I shifted, tilted, readjusted my perspective,
And thought of the familiar names and tales
I had ingested over decades, of polestars,
Bears, dragons, hunters, twins, archers,
Virgins, monsters who devoured their own
Children, punished lovers freed to be lonely,
Stuck as shining specks forever in the night,
All the human melodrama, all of the omens
For aligning the hall, storming the palace,
Starting a war. I thought of fancy phrases,
Of the supermassive black hole at the heart
Of that one ragged ribbon of star cloud,
Of the invisible bubbles of radio waves from it.
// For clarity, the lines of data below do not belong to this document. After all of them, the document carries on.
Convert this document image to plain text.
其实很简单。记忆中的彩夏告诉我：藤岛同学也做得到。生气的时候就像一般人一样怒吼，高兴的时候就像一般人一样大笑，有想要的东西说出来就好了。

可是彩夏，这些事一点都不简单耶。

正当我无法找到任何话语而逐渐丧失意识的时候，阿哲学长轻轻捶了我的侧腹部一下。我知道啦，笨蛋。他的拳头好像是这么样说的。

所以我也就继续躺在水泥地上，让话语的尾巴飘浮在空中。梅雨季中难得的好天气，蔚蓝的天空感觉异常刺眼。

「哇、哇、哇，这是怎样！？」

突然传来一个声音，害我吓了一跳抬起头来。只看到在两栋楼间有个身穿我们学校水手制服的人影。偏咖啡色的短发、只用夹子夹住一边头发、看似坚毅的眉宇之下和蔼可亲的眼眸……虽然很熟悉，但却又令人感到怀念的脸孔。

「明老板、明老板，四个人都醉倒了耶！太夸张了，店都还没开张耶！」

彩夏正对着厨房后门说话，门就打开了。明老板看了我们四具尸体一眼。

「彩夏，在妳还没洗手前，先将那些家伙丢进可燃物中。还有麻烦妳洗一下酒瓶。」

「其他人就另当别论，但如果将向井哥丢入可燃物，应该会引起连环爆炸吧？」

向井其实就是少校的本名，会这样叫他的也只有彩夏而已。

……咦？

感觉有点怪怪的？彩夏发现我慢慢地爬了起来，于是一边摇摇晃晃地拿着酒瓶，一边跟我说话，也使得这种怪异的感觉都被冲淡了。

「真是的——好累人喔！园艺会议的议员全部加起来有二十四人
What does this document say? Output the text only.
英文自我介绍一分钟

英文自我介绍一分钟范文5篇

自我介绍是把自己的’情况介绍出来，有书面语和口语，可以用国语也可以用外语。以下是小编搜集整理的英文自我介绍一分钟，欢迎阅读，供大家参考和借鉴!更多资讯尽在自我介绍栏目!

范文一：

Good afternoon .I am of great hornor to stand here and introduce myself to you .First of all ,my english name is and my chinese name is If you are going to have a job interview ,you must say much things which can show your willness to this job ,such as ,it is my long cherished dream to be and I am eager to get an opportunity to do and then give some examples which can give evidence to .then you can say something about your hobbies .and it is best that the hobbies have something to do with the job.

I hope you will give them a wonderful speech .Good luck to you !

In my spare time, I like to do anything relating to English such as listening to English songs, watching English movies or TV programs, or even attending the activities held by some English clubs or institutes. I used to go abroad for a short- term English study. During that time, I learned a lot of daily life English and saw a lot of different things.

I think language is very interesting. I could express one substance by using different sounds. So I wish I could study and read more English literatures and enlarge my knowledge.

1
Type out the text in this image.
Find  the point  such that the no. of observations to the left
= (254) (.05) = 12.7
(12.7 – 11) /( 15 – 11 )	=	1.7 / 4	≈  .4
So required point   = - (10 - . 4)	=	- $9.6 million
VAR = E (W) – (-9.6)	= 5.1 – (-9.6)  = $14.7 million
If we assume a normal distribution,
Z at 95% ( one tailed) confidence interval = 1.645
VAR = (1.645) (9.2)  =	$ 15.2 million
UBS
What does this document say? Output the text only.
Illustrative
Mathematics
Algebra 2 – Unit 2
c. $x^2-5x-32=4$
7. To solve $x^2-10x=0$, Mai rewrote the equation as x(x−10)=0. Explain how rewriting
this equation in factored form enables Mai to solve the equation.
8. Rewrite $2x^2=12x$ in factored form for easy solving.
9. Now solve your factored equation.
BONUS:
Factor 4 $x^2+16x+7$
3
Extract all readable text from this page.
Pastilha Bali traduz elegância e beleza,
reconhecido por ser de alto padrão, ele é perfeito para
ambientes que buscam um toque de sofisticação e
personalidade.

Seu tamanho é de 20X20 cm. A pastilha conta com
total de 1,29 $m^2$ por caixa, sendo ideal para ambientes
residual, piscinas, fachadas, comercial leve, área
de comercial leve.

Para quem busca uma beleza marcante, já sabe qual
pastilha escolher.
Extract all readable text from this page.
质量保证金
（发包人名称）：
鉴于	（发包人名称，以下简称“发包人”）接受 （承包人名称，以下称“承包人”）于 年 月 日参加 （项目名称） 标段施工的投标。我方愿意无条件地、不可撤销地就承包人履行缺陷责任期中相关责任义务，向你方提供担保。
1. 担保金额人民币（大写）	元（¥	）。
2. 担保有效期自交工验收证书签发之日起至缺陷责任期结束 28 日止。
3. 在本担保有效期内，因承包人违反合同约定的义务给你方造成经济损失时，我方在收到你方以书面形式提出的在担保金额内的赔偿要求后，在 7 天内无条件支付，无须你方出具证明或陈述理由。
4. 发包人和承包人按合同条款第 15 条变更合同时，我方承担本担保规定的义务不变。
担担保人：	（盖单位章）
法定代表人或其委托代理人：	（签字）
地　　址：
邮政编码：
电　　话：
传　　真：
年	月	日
I recalled going out to fetch a few splits
From the woodpile outside a drafty house
On the floor of Castle Valley, Utah, in winter
One year, night after night, hobbling, hurrying,
Only to get transfixed, shivering, legs aching,
Arms aching and scratched by the wood,
Neck sore from being bent back at an angle,
Trying to take in all of the stars. As always,
I don’t know why, I thought of Whitman’s dig
At “the learn’d astronomer,” and his boast
Of looking “in perfect silence at the stars.”
I grew aware, with a hammering awareness,
How numbingly many, wordlessly inscrutable,
How baffling all those flecks and pins of light
Would be without anyone’s prior astronomy
To tell me what I should make of them,
Without poetry or mythology, with just them
And this body staring back at them, wondering if
I envied the bats in their shadows around me.